Already, New Mexico Sens. Pete Domenici (R) and Jeff Bingaman (D), have written Attorney General Alberto Gonzales and Agriculture Secretary Mike Johanns asking them to intervene and move the project along. "It is very clear that there is nothing preventing the Forest Service from moving ahead with plans to cut down the tree, and I urge the agency to stop looking for impediments where there are none," Bingaman said in a statement last week.
"This problem symbolizes the far-reaching consequences of some environmental lawsuits," Domenici said.
Once again, the environmentalists say the Forest Service is out of bounds. "We think they're trying to change the law," Donham said. "There is a reasonable way to approach this where the public can be involved in projects that might have a significant effect on the environment while letting these minor projects go through."
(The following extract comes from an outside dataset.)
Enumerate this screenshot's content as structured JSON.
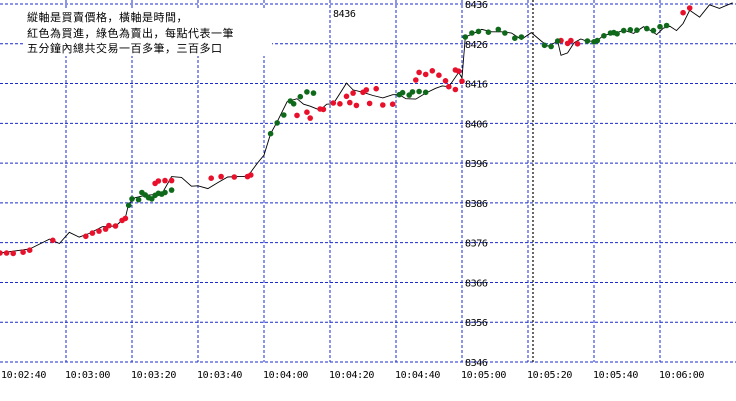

Already, the chairman of the Senate Forests Subcommittee said he would work to help sidestep Singleton's ruling. "The judge has spoken," said Sen. Larry Craig (R-Idaho). "Congress has spoken. We'll try to speak again in a language he doesn't understand" (Greenwire, Sept. 29).
Wedding fallout?
Forest Service officials said allowing the Tomlinson-Garcia wedding was a mistake. "In this one case, the ranger district did not follow the process," said the agency's Region 5 spokesman, Matt Mathes. "The ranger district did not put this out for public notice and comment. Our highest priority is to comply with the judge's order and so in this case that did not occur."
Mathes said issuing the special use permit was the only known violation of Singleton's order and Bosworth's memorandum.
For her part, Garcia said no Forest Service official mentioned the controversy when she applied for the permit, but the bride said she worried it would not be approved in time for the wedding. "With any permit it can take from short periods of time to weeks or months," Garcia said. "I did anticipate not getting the permit in time."
Sue Exline of the Sierra National Forest said at the time Garcia filed for the permit, there was uncertainty as to whether it was covered by the order. "A wedding doesn't really implement a land and resource management plan," Exline said.
The environmentalists note the wedding occurred without incident, and the Forest Service successfully used a NEPA categorical exclusion without public comment or appeal, proving the agency has adequate authority despite Singleton's order.
"If they let it go forward they are saying they have the authority to make that determination," Donham said. "If you were going to have a million people at a wedding in a place where there might be endangered plants that might require something, but if you're having 100 people in a developed recreation area, of course that doesn't require that kind of environmental study."